Thursday, 14 February 2008
This sharp spell has caused a panic on the firewood gathering front - all hands etc. Obviously what you are looking at here is a selection of butts heading to the saw mill for planking up and onward conversion into fine furniture, following a few years air-drying under cover, open-stacked. The great Mabbut's mill at Brixworth, nestling up to the railway line, is sadly no longer operating - I stopped there a few weeks ago on a satisfyingly windy day and was rewarded with the hoped-for sound track of flapping tin and an opportunist Elder tree rubbing up against a building like a bullock scratching itself on a post. I have to confess that the posting of this picture was prompted by the mention elsewhere of cut sticks for timber. I am hopeful that we may be able to revive some of the atmosphere, passion, ingenuity and sheer engineering bravado of the steam powered era in agriculture and industry that is needed in response to the plastic, silicone, semi-conducting banality that is smothering the countryside - albeit in the form of toys. MORE STEAM !

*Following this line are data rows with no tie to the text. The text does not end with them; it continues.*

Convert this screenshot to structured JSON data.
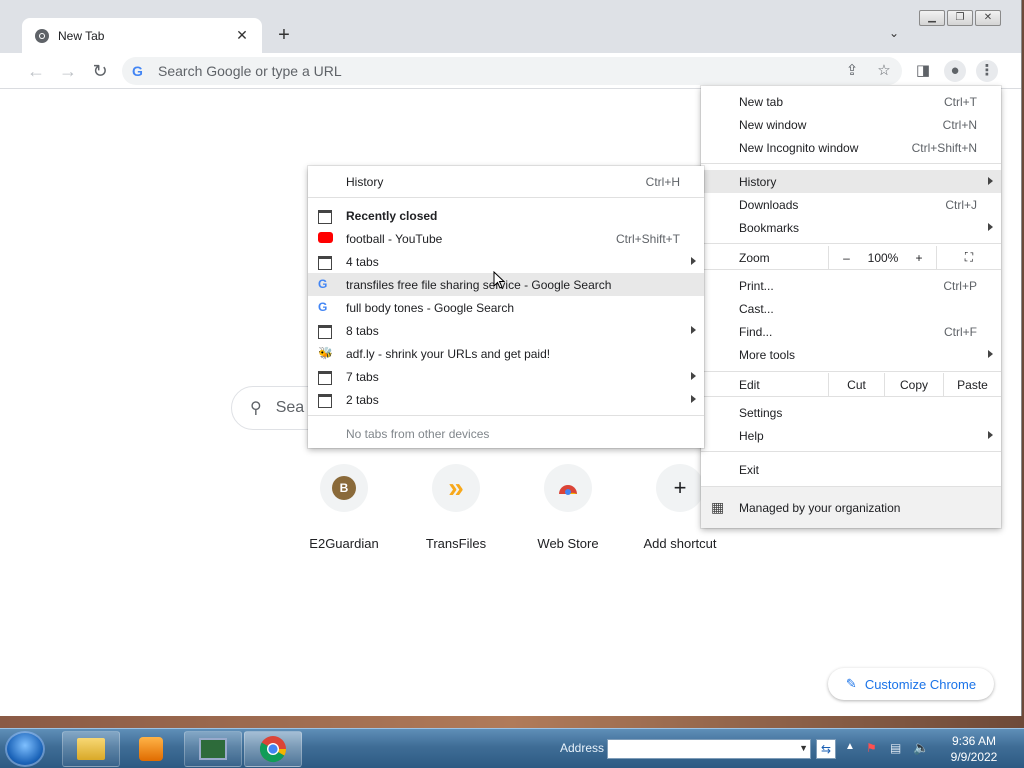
{
  "tab": {
    "title": "New Tab",
    "close": "✕",
    "new_tab": "+"
  },
  "omnibox": {
    "placeholder": "Search Google or type a URL"
  },
  "ntp": {
    "search_placeholder": "Sea",
    "shortcuts": [
      {
        "label": "E2Guardian",
        "glyph": "B"
      },
      {
        "label": "TransFiles",
        "glyph": "»"
      },
      {
        "label": "Web Store",
        "glyph": ""
      },
      {
        "label": "Add shortcut",
        "glyph": "+"
      }
    ],
    "customize": "Customize Chrome"
  },
  "main_menu": {
    "new_tab": {
      "label": "New tab",
      "shortcut": "Ctrl+T"
    },
    "new_window": {
      "label": "New window",
      "shortcut": "Ctrl+N"
    },
    "incognito": {
      "label": "New Incognito window",
      "shortcut": "Ctrl+Shift+N"
    },
    "history": {
      "label": "History"
    },
    "downloads": {
      "label": "Downloads",
      "shortcut": "Ctrl+J"
    },
    "bookmarks": {
      "label": "Bookmarks"
    },
    "zoom": {
      "label": "Zoom",
      "minus": "–",
      "value": "100%",
      "plus": "+"
    },
    "print": {
      "label": "Print...",
      "shortcut": "Ctrl+P"
    },
    "cast": {
      "label": "Cast..."
    },
    "find": {
      "label": "Find...",
      "shortcut": "Ctrl+F"
    },
    "more_tools": {
      "label": "More tools"
    },
    "edit": {
      "label": "Edit",
      "cut": "Cut",
      "copy": "Copy",
      "paste": "Paste"
    },
    "settings": {
      "label": "Settings"
    },
    "help": {
      "label": "Help"
    },
    "exit": {
      "label": "Exit"
    },
    "managed": {
      "label": "Managed by your organization"
    }
  },
  "history_menu": {
    "history": {
      "label": "History",
      "shortcut": "Ctrl+H"
    },
    "recently_closed": "Recently closed",
    "items": [
      {
        "label": "football - YouTube",
        "shortcut": "Ctrl+Shift+T",
        "icon": "youtube-icon"
      },
      {
        "label": "4 tabs",
        "shortcut": "",
        "icon": "tabs-icon"
      },
      {
        "label": "transfiles free file sharing service - Google Search",
        "shortcut": "",
        "icon": "google-icon"
      },
      {
        "label": "full body tones - Google Search",
        "shortcut": "",
        "icon": "google-icon"
      },
      {
        "label": "8 tabs",
        "shortcut": "",
        "icon": "tabs-icon"
      },
      {
        "label": "adf.ly - shrink your URLs and get paid!",
        "shortcut": "",
        "icon": "adfly-icon"
      },
      {
        "label": "7 tabs",
        "shortcut": "",
        "icon": "tabs-icon"
      },
      {
        "label": "2 tabs",
        "shortcut": "",
        "icon": "tabs-icon"
      }
    ],
    "no_tabs": "No tabs from other devices"
  },
  "taskbar": {
    "address_label": "Address",
    "time": "9:36 AM",
    "date": "9/9/2022"
  },
  "colors": {
    "accent": "#1a73e8",
    "menu_highlight": "#e8e8e8",
    "tabstrip": "#dee1e6"
  }
}
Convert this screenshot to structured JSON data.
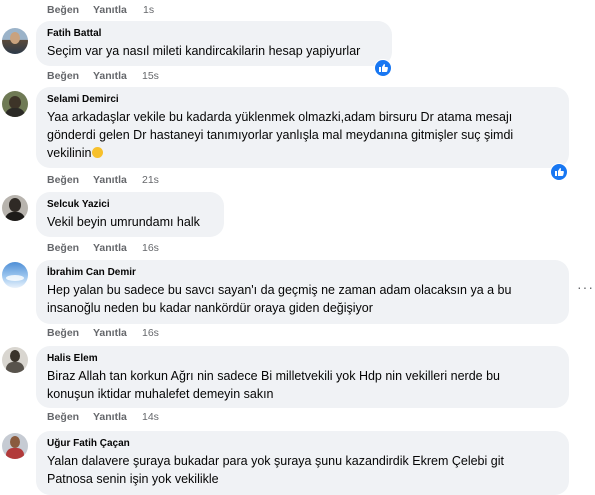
{
  "ui": {
    "like": "Beğen",
    "reply": "Yanıtla",
    "more": "···"
  },
  "comments": [
    {
      "time": "1s"
    },
    {
      "author": "Fatih Battal",
      "lines": [
        "Seçim var ya nasıl mileti kandircakilarin hesap yapiyurlar"
      ],
      "time": "15s",
      "liked": true
    },
    {
      "author": "Selami Demirci",
      "lines": [
        "Yaa arkadaşlar vekile bu kadarda yüklenmek olmazki,adam birsuru Dr atama mesajı",
        "gönderdi gelen Dr hastaneyi tanımıyorlar yanlışla mal meydanına gitmişler suç şimdi",
        "vekilinin"
      ],
      "emoji": "smiling-face",
      "time": "21s",
      "liked": true
    },
    {
      "author": "Selcuk Yazici",
      "lines": [
        "Vekil beyin umrundamı halk"
      ],
      "time": "16s"
    },
    {
      "author": "İbrahim Can Demir",
      "lines": [
        "Hep yalan bu sadece bu savcı sayan'ı da geçmiş ne zaman adam olacaksın ya a bu",
        "insanoğlu neden bu kadar nankördür oraya giden değişiyor"
      ],
      "time": "16s",
      "more": true
    },
    {
      "author": "Halis Elem",
      "lines": [
        "Biraz Allah tan korkun Ağrı nin sadece Bi milletvekili yok Hdp nin vekilleri nerde bu",
        "konuşun iktidar muhalefet demeyin sakın"
      ],
      "time": "14s"
    },
    {
      "author": "Uğur Fatih Çaçan",
      "lines": [
        "Yalan dalavere şuraya bukadar para yok şuraya şunu kazandirdik Ekrem Çelebi git",
        "Patnosa senin işin yok vekilikle"
      ]
    }
  ]
}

It's difficult to describe the sense of excitement and tension to be enjoyed at these sort of events. I was particularly struck by the proliferation of Madonna style head-microphones and ear pieces relaying vital signalling information and fiddle yard manifests around the room - I say room, there were three massive halls of this stuff going on at my local model railway club's annual bash. Quite apart from the fact that every square inch of space was taken up, either by exhibitions, small boys, track vendors, fat old people, push-chairs etc, the noise was deafening. I like the word clamour, and this is the time to wheel it out. Shrieks of delight were to be heard above and aside specifications, descriptions and tales of "well, I started the layout in the kitchen 27 years ago........". Deals were being struck keenly for spares, points sets, locos, engine sheds and even quantities of hedging material. Some people spoke quite slowly, some more quickly, pitch and volume were erratic and the overall effect was quite exhausting. After an hour I retired to the canteen and had a delicious Pukka pie, peas and chips with a huge steaming cup of tea. What a day out.
Friday, 8 February 2008
Horse Box, Coal Lorry, and Gas Tanker all in ERF glory. I'm afraid the Marshal horse box has lost its side door and they all seem a little battle fatigued. I was particularly pleased with the menacing look of the tanker cab, reminiscent of the Peterbilt tractor unit from Duel. I once had the pleasure of driving a Gardner engined ERF KV series 8 wheeler of mid fifties vintage on corn carting duties - it had no brakes and relied entirely on engine braking, making a missed gear catastrophic - no pressure, and all very Stanley Baker I recall.